The destination is any AWS-compatible S3 endpoint: AWS S3, MinIO, ShannonStore, or similar. Pointing it at a separate system gives you a true offsite copy.

What Gets Backed Up

A backup run captures five stores under one shared backup id, so a single restore reassembles a consistent point in time:

  • metadata — DAG definitions, run history, bundle metadata, and git-repo configuration.
  • kms — the KMS keystore.
  • iam — users, groups, policies, and access keys.
  • connections — the encrypted connection store.
  • joblog — per-task and per-run job logs.

Job logs are included because, in the default no-S3-archival configuration, they live only in the leader's RocksDB — without backup, a leader disk loss would lose every completed run's log. Every store is KMS envelope-encrypted before it leaves the cluster.

Configuration

The Backup & Restore page in the admin UI exposes:

  • Enabled — master switch (default: off). The live toggle is persisted in the metadata store.
  • Backup S3 target — either the default (the job-log S3 configuration) or a stored S3 connection selected by id.

The page also has a Back up now button that triggers an immediate backup.

Incremental by Design

Each store is content-hashed (SHA-256). If a store's bytes are unchanged since the last backup, it is not re-uploaded — the new backup's manifest simply points at the backup id that already holds it. A backup taken with no cluster activity uploads almost nothing.

Each backup writes a manifest.json recording, per store, its hash and which backup id holds its bytes — so the incremental chain is always resolvable from any single manifest.

Restore

The same admin page lists every backup in S3, newest first. Each row has a Restore button.

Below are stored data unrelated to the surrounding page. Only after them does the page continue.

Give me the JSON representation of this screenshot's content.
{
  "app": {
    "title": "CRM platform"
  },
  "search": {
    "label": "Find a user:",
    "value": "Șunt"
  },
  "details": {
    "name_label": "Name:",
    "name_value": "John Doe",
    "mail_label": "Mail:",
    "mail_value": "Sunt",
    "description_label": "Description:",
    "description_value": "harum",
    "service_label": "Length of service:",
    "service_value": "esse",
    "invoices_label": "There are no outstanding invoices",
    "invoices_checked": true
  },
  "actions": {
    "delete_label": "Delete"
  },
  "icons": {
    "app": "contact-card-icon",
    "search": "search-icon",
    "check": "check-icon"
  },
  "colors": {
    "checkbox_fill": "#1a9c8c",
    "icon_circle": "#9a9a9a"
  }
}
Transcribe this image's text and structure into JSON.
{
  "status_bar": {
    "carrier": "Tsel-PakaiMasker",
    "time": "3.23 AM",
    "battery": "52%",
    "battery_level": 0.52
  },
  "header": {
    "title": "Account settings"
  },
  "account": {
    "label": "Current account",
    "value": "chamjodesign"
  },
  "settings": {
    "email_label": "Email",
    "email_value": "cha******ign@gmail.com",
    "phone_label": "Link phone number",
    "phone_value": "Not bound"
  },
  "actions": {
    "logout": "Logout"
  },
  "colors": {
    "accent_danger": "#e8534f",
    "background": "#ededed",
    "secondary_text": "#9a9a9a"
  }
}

Restore is destructive — it overwrites current cluster state. The UI asks for confirmation first.

The flow:

  1. The operator clicks Restore on a backup row and confirms.
  2. The leader reads that backup's manifest.json.
  3. For each of the five stores, it fetches the bytes (following the incremental pointer to whichever backup id actually holds them) and imports them — overwriting the live store.
  4. The restore completes; the cluster is now at the chosen snapshot.

Because the joblog store is restored too, completed-run logs come back along with DAGs, runs, IAM, KMS, and connections.

The Restore button is per-backup-row — it appears only once at least one backup exists in S3. On a cluster with no backups yet, the list shows "No backups" and there is nothing to restore. Enable backup and run Back up now first.

Disaster Recovery

The intended recovery scenario: a Master loses its local disk. Bring up a fresh Master pointed at the same ZooKeeper and master key, open the Backup & Restore page, and restore the latest backup from S3 — DAGs, run history, IAM, KMS, connections, and job logs are all reinstated.

Keeping the master key safe is essential: every backed-up store is envelope-encrypted, and without KIOK_MASTER_KEY the backup cannot be decrypted.